Would I like to weigh 180 lbs. with a 50" chest and 18" arms? The answer, even at 53, is "absolutely". But, such muscular proportions were never in my DNA coding. If we can't face such facts in our mature years and make the best of them, when are we going to do so?
Accepting one's strengths and weaknesses and genetic limitations can be liberating, not confining and depressing.
Let's accept the premise that began this article:
Given almost any reasonable training program, one that allows for overload and sufficient recovery, genetic factors most determine responsiveness2.
A corollary of this premise is that there are innumerable such "reasonable programs" that can bring results, with the degree of results again dependent upon genetic factors. Considering that this premise is most likely true, why not pick the most efficient way to train?
If the limits of your training are genetically "preordained", and it's obvious that you do not have "champion quality" DNA for this endeavor, why spend eight hours a week doing an activity when one hour a week or less will bring about the same results?
And, why not - again within reason and guided by training principles - implement your training in ways more suitable to you and your lifestyle?
Understanding and accepting our strengths and weaknesses and genetic limitations rather than constraining us, should, indeed, set us free.
In that sense, understanding and accepting our genetic limitations can be empowering because we will be directed toward reaching achievable goals in ways that are most efficient and effective for us.
Footnotes:
1. While testosterone levels appear to influence a number of processes related to strength and muscle mass, testosterone is only one key hormone involved in multiple and interrelated processes. What is particularly frightening about the marketing of various products to increase testosterone is that few, if any, have been seriously tested in clinical trials. Because of considerably lobbying by the supplement industry a few years ago and the passing of legislation in 1994, these products are considered "nutritional supplements" and are not closely regulated by the FDA. Presumably, they would only be taken off the market if there is some evidence of harm. To claim that the products are safe and effective, as most ads do, is, however, fraudulent. It is also distressing to see magazines that have embraced the natural movement prominently feature these products in numerous ads and articles (infomercials). These hormones are basically steroids. Here’s one example of where deregulation of an industry has had some very negative outcomes.

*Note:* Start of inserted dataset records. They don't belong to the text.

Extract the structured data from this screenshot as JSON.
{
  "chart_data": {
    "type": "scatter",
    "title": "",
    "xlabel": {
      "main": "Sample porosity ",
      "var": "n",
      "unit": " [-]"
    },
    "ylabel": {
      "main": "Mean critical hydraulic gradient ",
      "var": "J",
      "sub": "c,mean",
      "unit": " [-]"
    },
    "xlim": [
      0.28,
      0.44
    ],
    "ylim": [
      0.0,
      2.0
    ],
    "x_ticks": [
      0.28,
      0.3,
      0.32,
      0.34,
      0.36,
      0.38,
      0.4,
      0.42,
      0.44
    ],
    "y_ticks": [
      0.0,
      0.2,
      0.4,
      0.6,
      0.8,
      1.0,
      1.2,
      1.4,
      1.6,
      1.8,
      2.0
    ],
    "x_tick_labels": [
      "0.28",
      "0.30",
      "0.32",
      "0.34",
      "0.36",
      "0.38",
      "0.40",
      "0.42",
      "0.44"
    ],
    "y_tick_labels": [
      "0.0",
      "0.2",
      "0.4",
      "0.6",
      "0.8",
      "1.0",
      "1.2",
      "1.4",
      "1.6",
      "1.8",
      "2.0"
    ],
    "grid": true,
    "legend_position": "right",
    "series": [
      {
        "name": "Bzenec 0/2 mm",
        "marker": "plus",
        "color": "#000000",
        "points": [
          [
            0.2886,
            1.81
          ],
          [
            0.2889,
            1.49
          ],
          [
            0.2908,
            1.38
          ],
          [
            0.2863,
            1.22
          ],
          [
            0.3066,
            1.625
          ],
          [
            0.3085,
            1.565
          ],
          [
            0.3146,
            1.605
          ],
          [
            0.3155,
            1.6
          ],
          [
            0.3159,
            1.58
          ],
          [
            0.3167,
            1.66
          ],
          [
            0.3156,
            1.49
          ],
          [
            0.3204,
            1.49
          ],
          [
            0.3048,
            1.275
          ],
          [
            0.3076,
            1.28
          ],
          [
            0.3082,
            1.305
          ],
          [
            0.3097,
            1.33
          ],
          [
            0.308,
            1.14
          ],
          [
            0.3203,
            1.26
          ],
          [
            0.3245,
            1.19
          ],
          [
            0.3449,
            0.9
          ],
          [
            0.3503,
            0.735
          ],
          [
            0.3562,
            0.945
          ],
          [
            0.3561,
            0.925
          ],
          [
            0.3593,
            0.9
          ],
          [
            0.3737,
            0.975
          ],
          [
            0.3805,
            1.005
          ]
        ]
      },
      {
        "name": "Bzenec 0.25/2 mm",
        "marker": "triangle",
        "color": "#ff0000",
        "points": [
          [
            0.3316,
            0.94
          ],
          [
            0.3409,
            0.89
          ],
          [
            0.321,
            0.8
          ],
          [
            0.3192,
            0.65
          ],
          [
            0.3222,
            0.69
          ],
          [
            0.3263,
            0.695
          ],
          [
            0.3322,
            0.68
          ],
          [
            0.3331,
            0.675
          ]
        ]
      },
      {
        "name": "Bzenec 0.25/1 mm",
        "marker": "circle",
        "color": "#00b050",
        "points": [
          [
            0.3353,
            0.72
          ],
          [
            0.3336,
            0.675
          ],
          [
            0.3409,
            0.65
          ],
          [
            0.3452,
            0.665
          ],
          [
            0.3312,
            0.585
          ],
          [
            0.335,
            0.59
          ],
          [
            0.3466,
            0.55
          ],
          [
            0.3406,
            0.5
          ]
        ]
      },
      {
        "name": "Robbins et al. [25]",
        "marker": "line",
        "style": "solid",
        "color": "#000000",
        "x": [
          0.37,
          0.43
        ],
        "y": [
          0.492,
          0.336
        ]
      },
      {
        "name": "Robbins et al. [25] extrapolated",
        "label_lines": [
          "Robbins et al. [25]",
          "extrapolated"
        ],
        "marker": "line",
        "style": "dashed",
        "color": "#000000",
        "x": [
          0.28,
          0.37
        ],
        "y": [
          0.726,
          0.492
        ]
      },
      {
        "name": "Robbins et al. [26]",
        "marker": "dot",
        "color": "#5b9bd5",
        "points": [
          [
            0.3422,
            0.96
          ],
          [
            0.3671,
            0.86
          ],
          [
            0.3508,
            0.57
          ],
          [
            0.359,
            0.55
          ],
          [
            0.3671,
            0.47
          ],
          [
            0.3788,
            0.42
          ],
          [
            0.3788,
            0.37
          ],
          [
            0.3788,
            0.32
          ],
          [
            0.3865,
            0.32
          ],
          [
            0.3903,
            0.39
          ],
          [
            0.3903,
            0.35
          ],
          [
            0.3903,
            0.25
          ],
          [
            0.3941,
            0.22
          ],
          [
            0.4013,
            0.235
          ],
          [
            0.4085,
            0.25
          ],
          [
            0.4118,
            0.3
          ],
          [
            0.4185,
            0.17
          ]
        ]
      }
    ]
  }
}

2. Even if these products work, and are safe, if we took them, we would not automatically be converted to huge, super athletes. Most of us simply do not have enough muscle fibers where we want them. For example, shapely, but smaller and "higher" calf muscles, such as I have, will not be suddenly transformed into large, and "low" calf muscles by taking hormones. We’re still left with working what we have in the most efficient and effective way. Smaller, higher calves can look reasonably good and it only requires one or two hard sets per week to improve them.